Profiling great schools and conversations with effective school leaders leads to one overarching conclusion–culture is key. A powerful culture makes teachers better and kids smarter. Yet “Culture is one of those things that all organizations say is important, but it is easily ignored or forgotten in the daily grind of running a business, non-profit, or school district,” said a recent HBR article.
Our summer homework helped us identify the following 10 key ingredients of a high performance culture:
- Values: “We’re a values first organization,” said Kurtz of DSST Public Schools . “Each human being strives to be fully known and affirmed for who they are, and to contribute something significant to the human story.” “Character starts with the adults,” said Kurtz. That means core value commitments, modeling, 360 degree evaluations, and celebrations. Getting Smart teacher blogger Susan Lucille Davis says time, trust, and connections are what teachers want most.
- Equity: Good schools engage all students–not just honor students–in powerful learning experiences; they develop academic mindsets scaffolded by strong supports.

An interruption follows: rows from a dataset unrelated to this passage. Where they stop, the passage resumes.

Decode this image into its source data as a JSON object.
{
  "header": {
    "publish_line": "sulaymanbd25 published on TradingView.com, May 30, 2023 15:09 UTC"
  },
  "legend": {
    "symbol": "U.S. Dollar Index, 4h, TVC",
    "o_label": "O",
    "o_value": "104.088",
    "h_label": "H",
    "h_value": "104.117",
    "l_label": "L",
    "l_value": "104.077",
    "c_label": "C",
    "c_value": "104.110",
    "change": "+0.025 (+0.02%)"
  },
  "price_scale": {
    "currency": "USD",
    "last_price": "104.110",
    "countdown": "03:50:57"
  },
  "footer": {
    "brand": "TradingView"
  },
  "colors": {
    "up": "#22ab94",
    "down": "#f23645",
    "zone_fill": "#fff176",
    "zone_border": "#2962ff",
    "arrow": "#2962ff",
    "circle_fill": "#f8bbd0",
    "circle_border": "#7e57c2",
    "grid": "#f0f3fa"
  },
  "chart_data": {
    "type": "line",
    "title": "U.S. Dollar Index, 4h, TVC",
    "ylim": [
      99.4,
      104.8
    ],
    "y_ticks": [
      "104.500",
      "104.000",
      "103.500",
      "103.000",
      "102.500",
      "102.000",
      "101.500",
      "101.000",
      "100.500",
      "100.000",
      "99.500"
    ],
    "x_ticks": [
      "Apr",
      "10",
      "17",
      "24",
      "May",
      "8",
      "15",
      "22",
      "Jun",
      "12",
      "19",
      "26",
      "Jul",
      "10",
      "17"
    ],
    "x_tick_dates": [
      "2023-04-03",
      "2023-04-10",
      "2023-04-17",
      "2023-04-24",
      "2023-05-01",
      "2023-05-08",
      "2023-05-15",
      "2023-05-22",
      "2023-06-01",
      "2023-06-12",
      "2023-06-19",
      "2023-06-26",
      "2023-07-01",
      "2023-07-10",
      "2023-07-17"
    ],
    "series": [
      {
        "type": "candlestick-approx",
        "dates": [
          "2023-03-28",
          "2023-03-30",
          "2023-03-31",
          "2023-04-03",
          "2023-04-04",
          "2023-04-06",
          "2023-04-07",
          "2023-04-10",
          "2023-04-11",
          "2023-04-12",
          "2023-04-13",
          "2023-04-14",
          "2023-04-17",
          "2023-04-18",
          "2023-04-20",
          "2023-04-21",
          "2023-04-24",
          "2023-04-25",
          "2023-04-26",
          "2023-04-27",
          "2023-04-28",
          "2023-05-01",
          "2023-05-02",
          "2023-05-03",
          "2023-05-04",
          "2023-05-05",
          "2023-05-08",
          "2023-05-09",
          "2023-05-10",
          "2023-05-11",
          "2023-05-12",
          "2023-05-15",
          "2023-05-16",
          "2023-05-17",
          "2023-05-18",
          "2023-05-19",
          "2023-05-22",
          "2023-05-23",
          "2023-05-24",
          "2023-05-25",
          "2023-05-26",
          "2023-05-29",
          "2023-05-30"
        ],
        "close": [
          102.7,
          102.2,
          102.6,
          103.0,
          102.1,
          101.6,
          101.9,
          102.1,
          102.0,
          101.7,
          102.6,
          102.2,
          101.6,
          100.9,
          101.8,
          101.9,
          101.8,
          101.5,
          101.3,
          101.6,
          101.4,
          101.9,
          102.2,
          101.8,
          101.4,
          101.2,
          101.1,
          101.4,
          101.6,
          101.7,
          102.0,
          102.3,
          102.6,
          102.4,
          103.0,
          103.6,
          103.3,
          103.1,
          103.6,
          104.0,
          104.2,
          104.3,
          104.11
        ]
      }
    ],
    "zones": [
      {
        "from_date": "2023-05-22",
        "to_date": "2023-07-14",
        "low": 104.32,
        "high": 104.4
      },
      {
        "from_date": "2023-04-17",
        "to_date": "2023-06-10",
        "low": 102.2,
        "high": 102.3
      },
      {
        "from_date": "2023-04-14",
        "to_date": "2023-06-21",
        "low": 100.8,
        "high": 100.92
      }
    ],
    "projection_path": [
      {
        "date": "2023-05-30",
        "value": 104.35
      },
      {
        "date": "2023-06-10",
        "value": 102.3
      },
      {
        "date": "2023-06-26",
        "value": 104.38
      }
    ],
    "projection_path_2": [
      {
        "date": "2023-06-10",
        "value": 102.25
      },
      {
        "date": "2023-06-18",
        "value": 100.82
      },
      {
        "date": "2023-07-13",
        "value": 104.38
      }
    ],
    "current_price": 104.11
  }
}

According to principal Stephen Mahoney, “The accomplishments of Springfield Renaissance School’s students prove that a child’s zip code does not determine his or her destiny.”
- Innovation: Schools will need to build cultures of “failing forward, faster” undergirded by next-gen human capital development. “We’re committed to lean startup strategies,” said Diane Tavenner, CEO of Summit Public Schools. In support of what Tavenner calls, “Build, measure, learn cycles,” Each course, grade level, and school team receives a weekly data packet, in Google Drive for ease of visualization, including student demographics, progress in courses, and assessment results. Course teams from all six Summit schools meet weekly via video conference.
- Good habits. Launch Expeditionary Learning Charter School starts the day with Crew, a 30 minute advisory period where they practice and talk about the shared Habits of Heart and Mind central to the Launch culture: accountability, craftsmanship, wonder, mindfulness, and compassion. The Habits are integrated into the culture and every learning experience at Launch.
- Care: Moorseville North Carolina receives attention for their successful “digital convergence” but culture is the secret sauce. “Schools with a sense of spirit thrive,” and conversely superintendent Mark Edwards said, “Tech plans will collapse without a strong cultural foundations.” Edwards, whose enthusiasm is infectious, says, “The works starts with love and care for students.” They use Capturing Kid’s Heart, a professional development (PD) program from the Flippen Group that has infected the language of the district.[v]
- Big questions: “We want people to be perplexed—to embrace the paradox of starting new schools,” said High Tech High founder Larry Rosenstock. Great schools, like DSST Public Schools, incorporate this “perplexity” into the curriculum which, according to teacher Jim Stephens, “requires empathy, ideation, and prototyping before they can arrive at a solution—they learn that they can solve any problem, in or out of school, with this approach.”
- Support: New employees in Mooresville are paired with a mentor. Tech facilitators at each school focus on needs of new employees. One teacher said, “The best part of the PD was having a Tech Facilitator at my beck and call.”
- Collaboration: Rocketship Education teachers receive an average of 250-300 hours of professional development each year. New teachers lean all the tools that students use, CEO Preston Smith said, “Time is also spent on data analysis, real-time coaching, co-teaching with school leaders, collaborating with our Individualized Learning Specialists and special education teachers, and integrating our online programs into instruction.”
- Mastery: “Culture is incredibly important. Success [Academy] teachers are positive, enthusiastic, and believe in kids,” Eva Moskowitz of Success Academy explains. “We have a culture of daily mastery- we believe children should intellectually struggle with challenging content and the teachers should insist on mastery.”
- Execution: “If we’re really going to meet the needs of children every hour, every minute, it takes executional competence to deliver at that high level–it’s much more profound than most people realize–it requires enormous execution talents,” said Moskowitz.
Every school has a culture. In big chaotic schools, kids drive many of the behavioral norms. In contrast, deeper learning environments are intentionally hand crafted around an intellectual mission; they are made fresh and visible in word and deed every week.